2021-08-02 3 min read

2021-08-02

Notes, 2021-08-02.

None. Happy August - I hope you’re able to make the most of it :)

-Spencer Wright


The most clicked link from last week's issue (~8% of opens) was a blog post on the Seiko spring drive.

Planning & Strategy.

Making & Manufacturing.

  • If you missed Anna & Kelly’s feature last week on Geofoam (the enormous polystyrene blocks that are hidden below many modern civil infrastructure projects), you really should go back and read it. I also posted most of the GIFs/images on Twitter here, but the imagery in the article is totally worth your time. Geofoam is just too weird/complicated to be true!
  • A pretty interesting Twitter thread about polycrystalline diamond cutter drill bits, which played a role in the shale gas revolution and (if the author, who works in the industry, is to be believed) are on the verge of being well suited to drilling geothermal wells.

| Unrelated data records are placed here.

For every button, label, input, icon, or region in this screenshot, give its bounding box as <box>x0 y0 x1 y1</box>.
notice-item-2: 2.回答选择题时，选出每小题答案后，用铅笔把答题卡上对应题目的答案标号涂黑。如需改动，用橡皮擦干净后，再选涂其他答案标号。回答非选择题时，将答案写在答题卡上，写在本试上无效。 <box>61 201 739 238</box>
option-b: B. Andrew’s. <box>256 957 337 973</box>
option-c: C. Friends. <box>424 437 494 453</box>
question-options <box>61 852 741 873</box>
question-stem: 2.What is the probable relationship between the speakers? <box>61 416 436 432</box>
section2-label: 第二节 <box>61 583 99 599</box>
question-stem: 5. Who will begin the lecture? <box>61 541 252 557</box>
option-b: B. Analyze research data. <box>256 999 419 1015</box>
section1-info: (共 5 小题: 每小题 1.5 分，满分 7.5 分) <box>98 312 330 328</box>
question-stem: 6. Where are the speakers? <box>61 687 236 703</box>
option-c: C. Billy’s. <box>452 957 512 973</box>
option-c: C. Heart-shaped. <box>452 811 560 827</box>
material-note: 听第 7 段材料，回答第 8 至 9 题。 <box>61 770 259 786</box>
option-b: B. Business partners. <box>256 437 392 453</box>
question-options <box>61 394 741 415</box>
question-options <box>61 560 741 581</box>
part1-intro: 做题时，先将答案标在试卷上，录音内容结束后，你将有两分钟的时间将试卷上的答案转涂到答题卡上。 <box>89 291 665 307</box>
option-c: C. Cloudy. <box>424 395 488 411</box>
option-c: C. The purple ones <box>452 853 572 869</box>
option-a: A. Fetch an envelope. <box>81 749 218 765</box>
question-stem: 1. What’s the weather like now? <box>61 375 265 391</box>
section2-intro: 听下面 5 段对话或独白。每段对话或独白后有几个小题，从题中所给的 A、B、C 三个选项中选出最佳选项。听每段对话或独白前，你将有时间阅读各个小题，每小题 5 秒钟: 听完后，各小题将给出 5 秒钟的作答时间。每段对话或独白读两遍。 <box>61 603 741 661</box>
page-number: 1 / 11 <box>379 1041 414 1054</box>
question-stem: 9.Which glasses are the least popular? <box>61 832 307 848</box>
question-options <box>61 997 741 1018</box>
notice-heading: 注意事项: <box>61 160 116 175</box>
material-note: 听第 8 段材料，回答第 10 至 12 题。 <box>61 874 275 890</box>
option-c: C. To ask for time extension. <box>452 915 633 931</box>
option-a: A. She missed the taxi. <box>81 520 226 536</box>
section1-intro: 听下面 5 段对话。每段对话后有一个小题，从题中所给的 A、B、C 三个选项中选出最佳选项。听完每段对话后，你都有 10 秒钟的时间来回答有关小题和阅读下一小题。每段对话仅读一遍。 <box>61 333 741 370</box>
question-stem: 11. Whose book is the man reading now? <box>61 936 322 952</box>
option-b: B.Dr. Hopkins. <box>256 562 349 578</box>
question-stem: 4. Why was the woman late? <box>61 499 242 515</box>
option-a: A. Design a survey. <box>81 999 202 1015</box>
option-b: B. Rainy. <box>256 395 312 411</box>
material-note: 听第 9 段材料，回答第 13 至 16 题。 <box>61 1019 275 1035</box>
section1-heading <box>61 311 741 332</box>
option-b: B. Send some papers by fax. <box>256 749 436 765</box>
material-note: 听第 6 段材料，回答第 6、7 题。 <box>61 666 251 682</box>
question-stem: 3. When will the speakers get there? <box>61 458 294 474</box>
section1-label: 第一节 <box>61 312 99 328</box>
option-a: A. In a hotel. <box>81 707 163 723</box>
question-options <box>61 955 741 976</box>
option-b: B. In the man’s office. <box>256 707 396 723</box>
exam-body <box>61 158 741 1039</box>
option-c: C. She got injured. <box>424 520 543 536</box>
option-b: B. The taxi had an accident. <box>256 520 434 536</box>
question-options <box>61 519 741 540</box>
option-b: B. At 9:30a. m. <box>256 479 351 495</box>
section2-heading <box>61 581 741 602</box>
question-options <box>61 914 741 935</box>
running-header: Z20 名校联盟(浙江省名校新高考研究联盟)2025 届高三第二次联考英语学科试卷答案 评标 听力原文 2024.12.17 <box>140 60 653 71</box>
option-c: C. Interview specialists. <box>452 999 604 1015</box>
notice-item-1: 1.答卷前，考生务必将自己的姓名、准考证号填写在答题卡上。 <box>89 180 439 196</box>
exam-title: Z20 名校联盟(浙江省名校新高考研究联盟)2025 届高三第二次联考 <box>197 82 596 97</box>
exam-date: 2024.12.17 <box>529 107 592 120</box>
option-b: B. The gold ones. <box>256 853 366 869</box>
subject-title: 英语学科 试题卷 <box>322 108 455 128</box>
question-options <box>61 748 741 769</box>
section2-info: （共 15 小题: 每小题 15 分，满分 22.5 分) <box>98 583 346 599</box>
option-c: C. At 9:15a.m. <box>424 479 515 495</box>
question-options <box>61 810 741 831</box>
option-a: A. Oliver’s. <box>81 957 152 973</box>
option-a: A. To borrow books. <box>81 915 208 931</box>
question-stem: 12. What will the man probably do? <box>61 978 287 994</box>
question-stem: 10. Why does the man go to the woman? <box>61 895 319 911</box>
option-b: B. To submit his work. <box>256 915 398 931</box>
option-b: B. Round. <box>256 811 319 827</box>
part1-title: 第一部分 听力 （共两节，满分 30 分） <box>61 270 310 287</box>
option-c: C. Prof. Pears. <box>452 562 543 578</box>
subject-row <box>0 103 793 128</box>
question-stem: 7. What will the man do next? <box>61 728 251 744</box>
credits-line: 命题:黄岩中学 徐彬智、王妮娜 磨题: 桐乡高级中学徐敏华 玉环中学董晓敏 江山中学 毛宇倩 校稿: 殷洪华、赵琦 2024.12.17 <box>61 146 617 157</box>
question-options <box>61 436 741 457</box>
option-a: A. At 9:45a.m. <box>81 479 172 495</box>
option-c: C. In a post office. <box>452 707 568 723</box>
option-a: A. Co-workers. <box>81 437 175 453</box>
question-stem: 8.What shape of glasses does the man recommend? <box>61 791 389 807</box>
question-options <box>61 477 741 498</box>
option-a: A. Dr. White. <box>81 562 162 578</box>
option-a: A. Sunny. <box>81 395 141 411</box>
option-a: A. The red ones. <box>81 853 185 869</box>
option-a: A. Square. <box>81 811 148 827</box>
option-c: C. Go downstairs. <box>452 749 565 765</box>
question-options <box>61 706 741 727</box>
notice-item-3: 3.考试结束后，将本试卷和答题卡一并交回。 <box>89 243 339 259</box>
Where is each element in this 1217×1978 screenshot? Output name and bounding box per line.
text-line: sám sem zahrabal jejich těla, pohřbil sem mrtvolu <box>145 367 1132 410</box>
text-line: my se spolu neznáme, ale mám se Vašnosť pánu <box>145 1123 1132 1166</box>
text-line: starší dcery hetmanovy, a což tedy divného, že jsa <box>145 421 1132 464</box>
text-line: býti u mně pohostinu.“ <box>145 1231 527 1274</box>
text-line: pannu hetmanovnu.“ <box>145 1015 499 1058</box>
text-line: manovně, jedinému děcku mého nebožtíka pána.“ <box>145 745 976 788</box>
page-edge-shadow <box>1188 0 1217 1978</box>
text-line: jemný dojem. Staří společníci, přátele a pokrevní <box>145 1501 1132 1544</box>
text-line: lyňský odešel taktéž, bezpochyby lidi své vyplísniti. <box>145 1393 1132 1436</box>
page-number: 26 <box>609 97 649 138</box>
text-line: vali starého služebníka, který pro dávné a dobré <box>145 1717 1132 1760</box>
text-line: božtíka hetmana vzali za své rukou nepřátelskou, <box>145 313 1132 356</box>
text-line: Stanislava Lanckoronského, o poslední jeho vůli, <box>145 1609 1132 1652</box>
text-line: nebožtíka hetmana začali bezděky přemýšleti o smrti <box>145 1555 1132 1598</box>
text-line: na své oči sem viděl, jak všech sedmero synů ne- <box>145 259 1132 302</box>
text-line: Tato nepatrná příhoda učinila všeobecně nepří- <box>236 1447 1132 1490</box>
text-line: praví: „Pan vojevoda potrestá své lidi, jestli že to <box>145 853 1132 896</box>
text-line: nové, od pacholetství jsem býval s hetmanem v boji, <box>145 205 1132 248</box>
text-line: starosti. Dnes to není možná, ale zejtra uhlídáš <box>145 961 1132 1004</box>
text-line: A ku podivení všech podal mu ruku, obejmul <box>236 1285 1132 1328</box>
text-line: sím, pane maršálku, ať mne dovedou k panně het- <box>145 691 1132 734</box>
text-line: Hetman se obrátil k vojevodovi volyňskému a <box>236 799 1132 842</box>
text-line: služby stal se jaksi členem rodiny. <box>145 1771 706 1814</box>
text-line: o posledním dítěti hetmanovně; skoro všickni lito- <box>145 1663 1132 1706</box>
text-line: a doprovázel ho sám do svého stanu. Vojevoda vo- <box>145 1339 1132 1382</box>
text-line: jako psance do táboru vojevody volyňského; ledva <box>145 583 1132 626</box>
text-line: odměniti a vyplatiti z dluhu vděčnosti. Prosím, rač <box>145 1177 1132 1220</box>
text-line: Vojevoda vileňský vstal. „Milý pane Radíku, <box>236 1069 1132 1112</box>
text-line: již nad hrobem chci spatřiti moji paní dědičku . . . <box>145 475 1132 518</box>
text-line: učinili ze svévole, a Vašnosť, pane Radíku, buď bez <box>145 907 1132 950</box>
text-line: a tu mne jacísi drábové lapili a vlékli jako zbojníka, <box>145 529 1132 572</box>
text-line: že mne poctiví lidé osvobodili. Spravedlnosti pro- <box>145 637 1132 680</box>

Maintenance, Repair & Operations.

  • iFixit reviews the modular Framework laptop, giving it an astounding 10/10 on the repairability scale. As Xavier smartly noted on The Prepared’s Members’ Slack:Of course the main threat to repairability will not be the ability to disassemble everything, but the availability of Framework parts (which are open source, but not exactly common) down the road. The most important thing Framework might do today is not to improve their laptop but to build a sustainable company and community (of users and suppliers) around it.

Distribution & Logistics.

  • Robinson Meyer on long-range electricity transmission, which the US desperately needs but seems totally incapable of building. Coal is easily transported by rail, and natural gas pipelines are quite easy to build due to the fact that they only require approval from the Federal Energy Regulatory Commission. But power lines require federal, state *and* local buy in, and both the economy and the environment suffer as a result. “Since 2009, China has built more than 18,000 miles of ultrahigh-voltage transmission lines. The U.S. has built zero.” Interestingly, the Energy Bill of 2005 gives the US Department of Energy the authority to override regional siting boards in places where long distance energy transmission would be particularly useful, but nuances in the way the bill was worded have left it mostly toothless.
  • Rocket Lab’s 70-page payload user guide.
  • A pretty fantastic visual history of maps from the 1300s to the 1700s, at which point cartography began to be seen as a core governmental function and transformed completely as a result.
  • In 1894, a British engineer named Magnus Volk laid two sets of rail tracks 18 ft apart through the surf in Brighton. They were supported by big concrete sleepers mortised into the chalk bedrock, and were used to drive a 45 ton train car, later dubbed Daddy Long Legs, which stood on braced tubular legs 23 ft tall. The train would literally drive through the surf, and was seriously damaged in a storm just a few weeks after it opened.

Inspection, Testing & Analysis.

  • A good rundown of some new broadcast technologies being used during the Tokyo Olympics. My favorite: the biometric data display, which shows the heart rates of athletes in the archery competition - and gets that data by “analyzing the slight changes of skin color generated by the contraction of blood vessels.”

Tangents.

Lake Mead's water level is officially the lowest it's been since 1937; this is not good.